„Dziewczyna zwana Jane Doe” Victoria Helen Stone – recenzja

Główna bohaterka, Jane, to młoda kobieta pracująca w przeciętnej firmie na przeciętnym stanowisku. Na co dzień niczym się nie wyróżnia, nosi skromne kwieciste sukienki i stara się nie wchodzić nikomu w drogę. Kiedy po całym dniu spędzonym między ludźmi wraca do domu, ściąga w końcu maskę milutkiej dziewczyny i cieszy się, że nie musi już dłużej nikogo udawać, bo tak naprawdę Jane jest kimś zupełnie innym. W tym prawdziwym życiu kobieta mieszka w Malezji, robi karierę w firmie prawniczej i jest okropnie bogata. Ma tylko jeden problem – posiada skłonności socjopatyczne i po prostu nienawidzi ludzi. Dlaczego zatem przyjechała do Minneapolis? Odpowiedź jest prosta: aby się zemścić. Kilka lat temu jej najlepsza i jedyna przyjaciółka Meg popełniła samobójstwo. Jane uważa, że kobieta odebrała sobie życie przez swojego ówczesnego narzeczonego Stevena Hepswortha i zrobi teraz wszystko, aby mężczyzna gorzko tego pożałował. Przybiera więc maskę naiwnej i dającej sobą manipulować dziewczyny, gdyż wie, co najbardziej pociąga Stevena w kobietach. Daje mu się uwieść, a niczego nie podejrzewający mężczyzna coraz bardziej się przed nią otwiera, co w końcu staje się przyczyną jego upadku.
Postać Jane nie do końca wywarła na mnie przewidywane wrażenie. Podobała mi się jej siła, talent do odgrywania różnych ról oraz sympatia do kotów 🙂 , jednak nie wzbudziła we mnie oczekiwanego strachu, a tylko lekki niepokój. Niezależność oraz brak zobowiązań sprawiły, że kobieta czuje się bezgranicznie wolna, a przy tym również bezkarna. Nie wchodzi z nikim w żadne bliższe relacje i przez to staje się przeciętna i nierozpoznawalna. Paradoksalnie, przez swoją obojętność wobec ludzi potrafi uważnie obserwować i analizować ich zachowanie, aby później wykorzystać ich słabości. Jane nie potrafi kochać i nie ma w niej empatii, jest za to zaradność i pragnienie adrenaliny, a tej na pewno jej nie zabraknie podczas realizacji planu zemsty.

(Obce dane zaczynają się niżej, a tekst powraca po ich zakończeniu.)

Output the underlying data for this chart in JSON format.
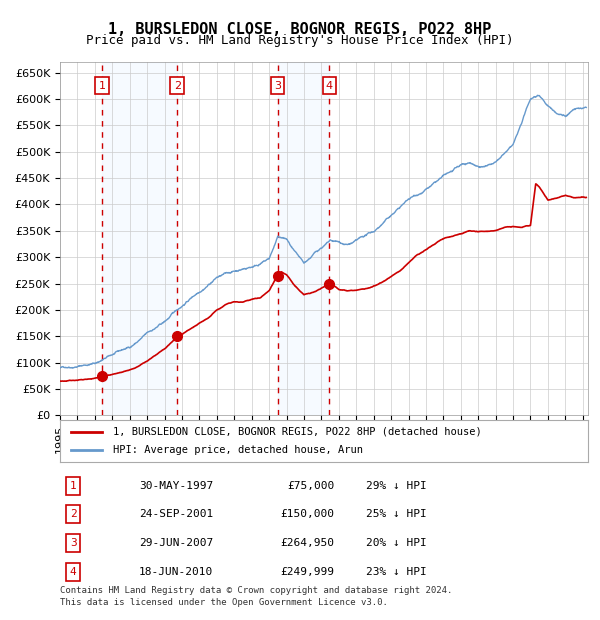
{
  "title": "1, BURSLEDON CLOSE, BOGNOR REGIS, PO22 8HP",
  "subtitle": "Price paid vs. HM Land Registry's House Price Index (HPI)",
  "legend_label_red": "1, BURSLEDON CLOSE, BOGNOR REGIS, PO22 8HP (detached house)",
  "legend_label_blue": "HPI: Average price, detached house, Arun",
  "footer_line1": "Contains HM Land Registry data © Crown copyright and database right 2024.",
  "footer_line2": "This data is licensed under the Open Government Licence v3.0.",
  "transactions": [
    {
      "num": 1,
      "date": "30-MAY-1997",
      "price": 75000,
      "pct": "29% ↓ HPI",
      "year_x": 1997.41
    },
    {
      "num": 2,
      "date": "24-SEP-2001",
      "price": 150000,
      "pct": "25% ↓ HPI",
      "year_x": 2001.73
    },
    {
      "num": 3,
      "date": "29-JUN-2007",
      "price": 264950,
      "pct": "20% ↓ HPI",
      "year_x": 2007.49
    },
    {
      "num": 4,
      "date": "18-JUN-2010",
      "price": 249999,
      "pct": "23% ↓ HPI",
      "year_x": 2010.46
    }
  ],
  "ylim": [
    0,
    670000
  ],
  "yticks": [
    0,
    50000,
    100000,
    150000,
    200000,
    250000,
    300000,
    350000,
    400000,
    450000,
    500000,
    550000,
    600000,
    650000
  ],
  "ytick_labels": [
    "£0",
    "£50K",
    "£100K",
    "£150K",
    "£200K",
    "£250K",
    "£300K",
    "£350K",
    "£400K",
    "£450K",
    "£500K",
    "£550K",
    "£600K",
    "£650K"
  ],
  "xlim_start": 1995.0,
  "xlim_end": 2025.3,
  "red_color": "#cc0000",
  "blue_color": "#6699cc",
  "bg_color": "#ffffff",
  "grid_color": "#cccccc",
  "shade_color": "#ddeeff",
  "title_fontsize": 11,
  "subtitle_fontsize": 9,
  "tick_fontsize": 8
}
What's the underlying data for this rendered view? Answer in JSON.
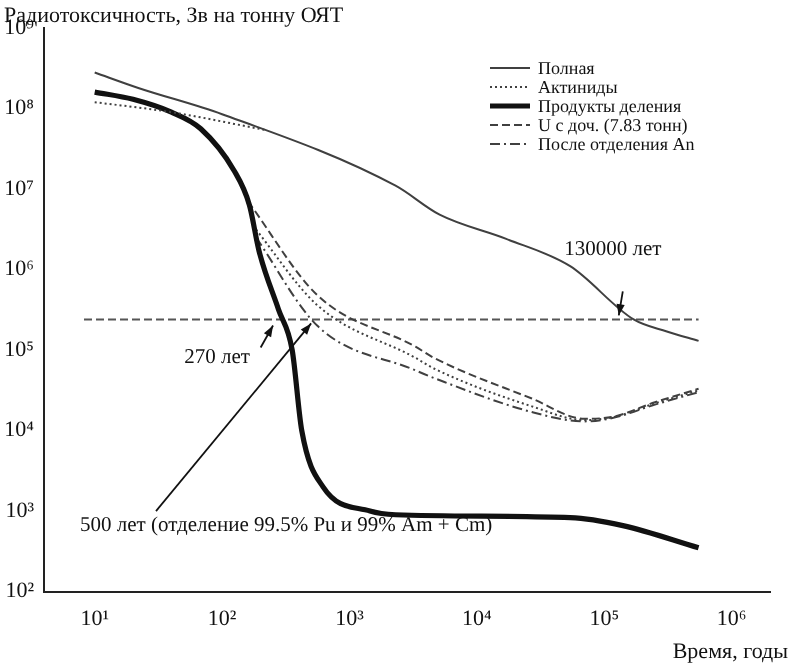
{
  "chart_data": {
    "type": "line",
    "xlabel": "Время, годы",
    "ylabel": "Радиотоксичность, Зв на тонну ОЯТ",
    "log": "xy",
    "xlim": [
      4,
      2000000
    ],
    "ylim": [
      100,
      1000000000
    ],
    "xticks": [
      {
        "value": 10,
        "label": "10¹"
      },
      {
        "value": 100,
        "label": "10²"
      },
      {
        "value": 1000,
        "label": "10³"
      },
      {
        "value": 10000,
        "label": "10⁴"
      },
      {
        "value": 100000,
        "label": "10⁵"
      },
      {
        "value": 1000000,
        "label": "10⁶"
      }
    ],
    "yticks": [
      {
        "value": 100,
        "label": "10²"
      },
      {
        "value": 1000,
        "label": "10³"
      },
      {
        "value": 10000,
        "label": "10⁴"
      },
      {
        "value": 100000,
        "label": "10⁵"
      },
      {
        "value": 1000000,
        "label": "10⁶"
      },
      {
        "value": 10000000,
        "label": "10⁷"
      },
      {
        "value": 100000000,
        "label": "10⁸"
      },
      {
        "value": 1000000000,
        "label": "10⁹"
      }
    ],
    "grid": false,
    "legend": "top right",
    "marker": "none",
    "series": [
      {
        "name": "Полная",
        "color": "#404040",
        "line_style": "solid",
        "x": [
          10,
          22,
          100,
          2300,
          5100,
          17000,
          54000,
          170000,
          310000,
          550000
        ],
        "values": [
          280000000,
          180000000,
          85000000,
          11000000,
          4800000,
          2400000,
          1100000,
          240000,
          170000,
          130000
        ]
      },
      {
        "name": "Актиниды",
        "color": "#404040",
        "line_style": "dotted",
        "x": [
          10,
          40,
          220
        ],
        "values": [
          120000000,
          90000000,
          54000000
        ]
      },
      {
        "name": "Продукты деления",
        "color": "#111111",
        "line_style": "solid",
        "x": [
          10,
          20,
          40,
          68,
          124,
          164,
          195,
          277,
          355,
          422,
          620,
          1450,
          2300,
          54000,
          140000,
          550000
        ],
        "values": [
          160000000,
          130000000,
          90000000,
          56000000,
          17000000,
          6300000,
          1700000,
          320000,
          100000,
          10000,
          2000,
          1000,
          900,
          830,
          660,
          350
        ]
      },
      {
        "name": "U с доч. (7.83 тонн)",
        "color": "#404040",
        "line_style": "dashed",
        "x": [
          160,
          560,
          3300,
          4600,
          27000,
          70000,
          120000,
          250000,
          550000
        ],
        "values": [
          7000000,
          480000,
          110000,
          80000,
          25000,
          14000,
          15000,
          22500,
          33000
        ]
      },
      {
        "color": "#404040",
        "line_style": "dotted",
        "x": [
          175,
          560,
          3300,
          4600,
          27000,
          70000,
          120000,
          250000,
          550000
        ],
        "values": [
          3500000,
          360000,
          80000,
          59000,
          20000,
          13500,
          14800,
          21800,
          31500
        ]
      },
      {
        "name": "После отделения An",
        "color": "#404040",
        "line_style": "dashdot",
        "x": [
          185,
          560,
          3300,
          4600,
          27000,
          70000,
          120000,
          250000,
          550000
        ],
        "values": [
          2500000,
          200000,
          56000,
          45000,
          17000,
          13000,
          14500,
          21000,
          30000
        ]
      }
    ],
    "ref_lines": [
      {
        "axis": "y",
        "value": 240000,
        "line_style": "dashed",
        "color": "#555555"
      }
    ],
    "annotations": [
      {
        "text": "130000 лет",
        "x": 130000,
        "y": 240000
      },
      {
        "text": "270 лет",
        "x": 270,
        "y": 240000
      },
      {
        "text": "500 лет (отделение 99.5% Pu и 99% Am + Cm)",
        "x": 500,
        "y": 240000
      }
    ]
  }
}
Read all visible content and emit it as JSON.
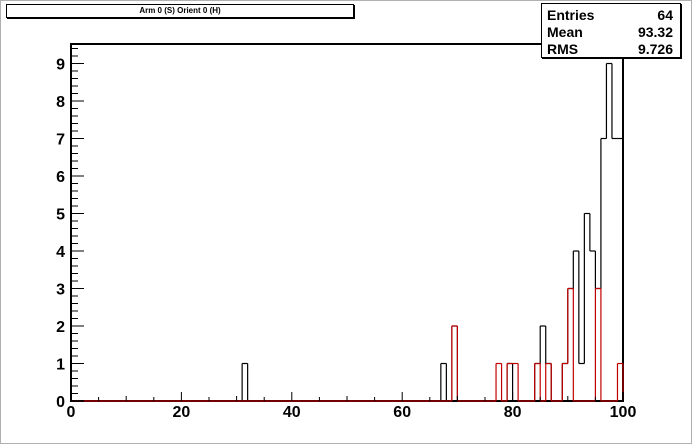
{
  "title": "Arm 0 (S) Orient 0 (H)",
  "stats": [
    {
      "label": "Entries",
      "value": "64"
    },
    {
      "label": "Mean",
      "value": "93.32"
    },
    {
      "label": "RMS",
      "value": "9.726"
    }
  ],
  "colors": {
    "black_series": "#000000",
    "red_series": "#c00000",
    "frame": "#000000"
  },
  "chart_data": {
    "type": "histogram",
    "title": "Arm 0 (S) Orient 0 (H)",
    "xlabel": "",
    "ylabel": "",
    "xlim": [
      0,
      100
    ],
    "ylim": [
      0,
      9.5
    ],
    "bin_width": 1,
    "x_ticks": [
      0,
      20,
      40,
      60,
      80,
      100
    ],
    "y_ticks": [
      0,
      1,
      2,
      3,
      4,
      5,
      6,
      7,
      8,
      9
    ],
    "grid": false,
    "series": [
      {
        "color": "#000000",
        "bins": [
          {
            "x": 31,
            "y": 1
          },
          {
            "x": 67,
            "y": 1
          },
          {
            "x": 69,
            "y": 2
          },
          {
            "x": 79,
            "y": 1
          },
          {
            "x": 84,
            "y": 1
          },
          {
            "x": 85,
            "y": 2
          },
          {
            "x": 86,
            "y": 1
          },
          {
            "x": 89,
            "y": 1
          },
          {
            "x": 90,
            "y": 3
          },
          {
            "x": 91,
            "y": 4
          },
          {
            "x": 92,
            "y": 1
          },
          {
            "x": 93,
            "y": 5
          },
          {
            "x": 94,
            "y": 4
          },
          {
            "x": 95,
            "y": 3
          },
          {
            "x": 96,
            "y": 7
          },
          {
            "x": 97,
            "y": 9
          },
          {
            "x": 98,
            "y": 7
          },
          {
            "x": 99,
            "y": 7
          }
        ]
      },
      {
        "color": "#c00000",
        "bins": [
          {
            "x": 69,
            "y": 2
          },
          {
            "x": 77,
            "y": 1
          },
          {
            "x": 79,
            "y": 1
          },
          {
            "x": 80,
            "y": 1
          },
          {
            "x": 84,
            "y": 1
          },
          {
            "x": 86,
            "y": 1
          },
          {
            "x": 89,
            "y": 1
          },
          {
            "x": 90,
            "y": 3
          },
          {
            "x": 95,
            "y": 3
          },
          {
            "x": 99,
            "y": 1
          }
        ]
      }
    ]
  }
}
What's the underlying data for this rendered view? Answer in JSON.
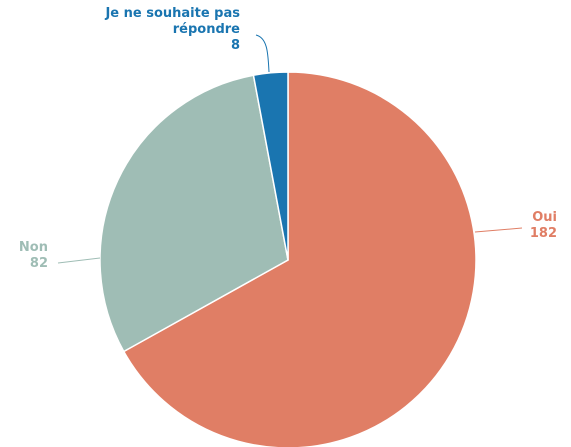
{
  "chart_data": {
    "type": "pie",
    "categories": [
      "Oui",
      "Non",
      "Je ne souhaite pas répondre"
    ],
    "values": [
      182,
      82,
      8
    ],
    "colors": [
      "#e07e65",
      "#9fbdb5",
      "#1a75b0"
    ]
  }
}
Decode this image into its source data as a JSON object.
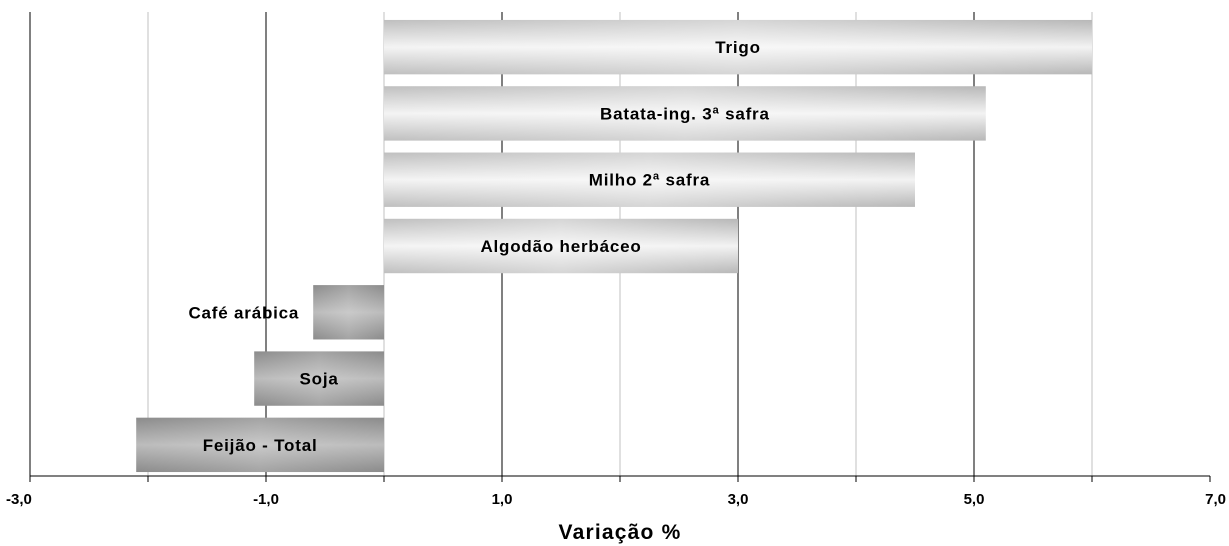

Ogromu emocji dostarczyła mi natomiast postać Stevena. Od zdziwienia, poprzez obrzydzenie, na litości kończąc. Sposób, w jaki traktuje kobiety świadczy jedynie o tym, jakim jest hipokrytą i egoistą. Sprawia, że czują się przy nim głupie i słabe. Traktuje przeciwną płeć przedmiotowo i chodzi mu tylko o seks, a po wszystkim wyzywa swoje partnerki od puszczalskich. On również udaje kogoś, kim nie jest – w oczach społeczeństwa stara się uchodzić za porządnego i bogobojnego, ale w rzeczywistości jest zwykłą kanalią, robalem, którego chce się rozdeptać. Na szczęście Jane poradziła sobie z nim perfekcyjnie, Steven dostał to, na co zasłużył, a ja poczułam ogromną satysfakcję 😀
Ta książka trochę mnie rozczarowała. Szumnie reklamowana, jako thriller pełen tajemnic okazała się być co najwyżej intrygującą obyczajówką. Zabrakło mroku i tej atmosfery lęku i niepewności. Ale to nie zmienia faktu, że „Dziewczynę …” czytało się bardzo szybko i z nieustającym zaciekawieniem. Ot, taka niezobowiązująca lektura z lekkim dreszczykiem na jeden wieczór.